The effects of mother tongue and family language environment are not statistically significant (Table A.1). This is understandable, since children of immigrants in our study sample finished all their formal education within the Canadian educational system, and should not have had difficulties with the host-country language. It should be noted that many immigrants who came to Canada since the 1970s spok neither English nor French. Although the language difficulty may affect these immigrants' economic performance, the non-English/French family environment had no direct impact on their children's university educational attainment.
Table 5 summarizes group differences in the effects of the major explanatory variables based on separate analysis for non-Western and Western source region groups in Tables A.2 and A.3. Table A.2 shows models separately for non-Western and Western source region groups as well as for children of Canadian-born parents while Table A.3 presents each model separately for five large source region/country groups—China, India, the Caribbean, the United Kingdom and Italy.
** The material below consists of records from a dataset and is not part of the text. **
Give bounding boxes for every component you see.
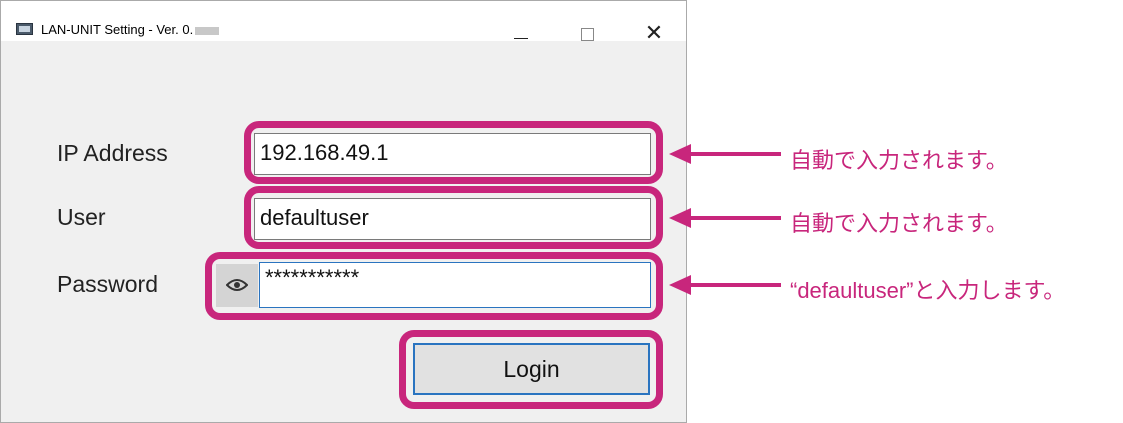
password-label: Password [57,271,158,297]
minimize-icon [514,38,528,39]
arrow-user-icon [669,208,781,228]
ip-annotation: 自動で入力されます。 [790,148,1008,173]
arrow-ip-icon [669,144,781,164]
highlight-password [205,252,663,320]
maximize-button[interactable] [567,11,607,41]
close-icon: ✕ [644,20,664,45]
ip-address-label: IP Address [57,140,168,166]
close-button[interactable]: ✕ [634,11,674,45]
maximize-icon [580,28,594,41]
version-redacted [195,26,220,35]
highlight-ip [244,121,663,184]
user-label: User [57,204,106,230]
minimize-button[interactable] [501,11,541,41]
highlight-login [399,330,663,409]
title-bar: LAN-UNIT Setting - Ver. 0. ✕ [1,1,686,45]
password-annotation: “defaultuser”と入力します。 [790,278,1066,303]
highlight-user [244,186,663,249]
arrow-password-icon [669,275,781,295]
app-icon [16,23,33,35]
window-title: LAN-UNIT Setting - Ver. 0. [41,23,220,37]
user-annotation: 自動で入力されます。 [790,211,1008,236]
This allows us to determine the extent to which the predictors are more important for some national origin groups and not for others. In order to show whether the different effects of some explanatory variables across groups are statistically significant, Table A.4 provides the T values for the difference in model parameters for different groups.
As Table 5 shows, males of Caribbean origin are less likely to attain a university degree than their female counterparts. The female advantage is also noted for the Chinese and the Italians, with a 7- to 15-percentage-point difference with their male counterparts. The reverse is observed among those from India (not statistically significant), where 67.0% of males versus 63.5% of females are predicted to obtain a university degree.
The influence of the father's education matters more for Western country origin groups than for youth with non-Western origins. The greatest predicted percentage difference was observed among the Italians, with 30.2% obtaining a university degree for those whose fathers have less than a high school education. This rises to 70.2% for those whose fathers have a university education. Father's university education also makes a large difference for youth of immigrant parents from India, the Caribbean and the United Kingdom. Regardless of whether Chinese fathers only had a high school or a university education, there was little difference in the percentage of those who obtained a degree—69.3% and 77.3%, respectively. Mothers' education makes a large difference for university attainment among youth of immigrant parents from the United Kingdom, and to a lesser extent, from China. The effect of mothers' education is not significant or consistent for youth of immigrant parents from the Caribbean, India and Italy.
Family language environment shows different effects for the non-Western and Western origin groups, with minority-language retention showing to be not beneficial for Western origin groups. Almost 73% of the Chinese youth who retained their native language during childhood attained a university degree in comparison with 55% of those who spoke only either English or French with their parents. This pattern also holds for youth of immigrant parents from India.